Hello,
In my code, I was surprised to find that the theoretical number of FLOPs of my algorithm did not coincide with that given by nvvp. After a long time sleuthing through the code, I pinpointed one of the lines that is being miscounted by nvvp (flops_dp).
I am curious to know what is going on behind the scenes for this to happen…

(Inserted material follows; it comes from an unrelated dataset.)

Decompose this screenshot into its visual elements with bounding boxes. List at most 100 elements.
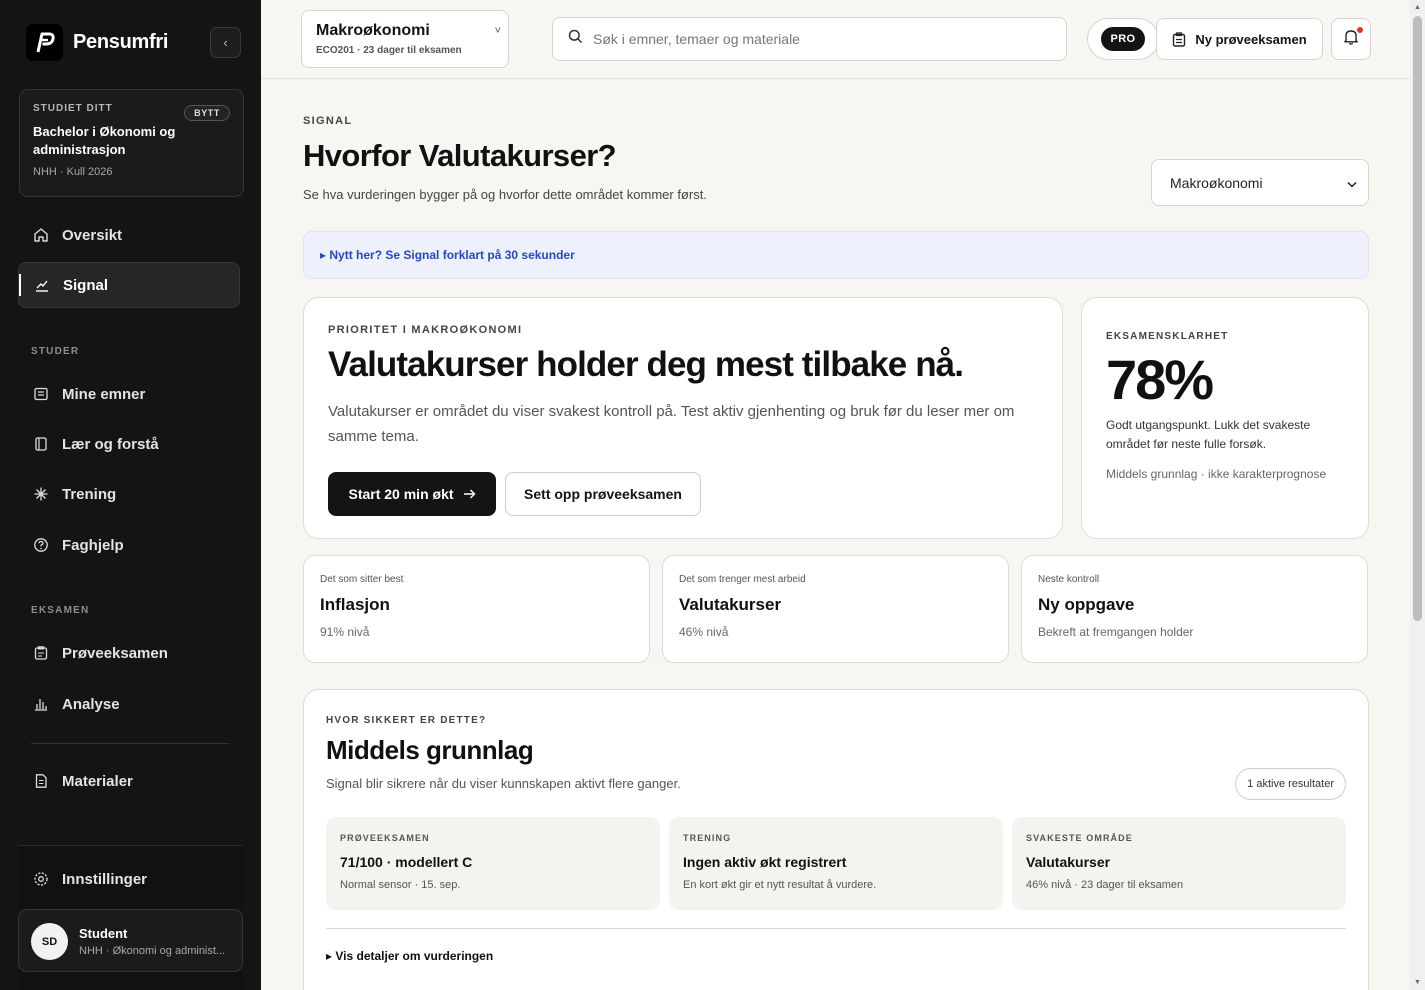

These are the relevant lines of code:
#define CON 3.1415967
__device__ double get_const() {
return CON;
}
__device__ double func(double *Z) {
double r1, r2, r3, r4;
r1 = Z[0];
r2 = Z[1];
r3 = Z[2];
r4 = Z[3];
return (get_const() - 1.) * (r4 - (r2*r2 + r3*r3) / 2. / r1);
}
The return statement counts for flops_dp = 21 double precision floating point operations! :-O
I would only expect either 8 or 7 operations. The former if we count (-, *, -, *, +, *, /, /) = 8 operations. The latter if the first subtraction (get_const() - 1.) is being optimized out by the compiler.
If I remove the final division, making the return statement
return (get_const() - 1.) * (r4 - (r2*r2 + r3*r3) / 2.)
I only get 6 operations which is reasonable, and what I’d expect if the first subtraction is optimized out! Does anyone have an idea what is going on?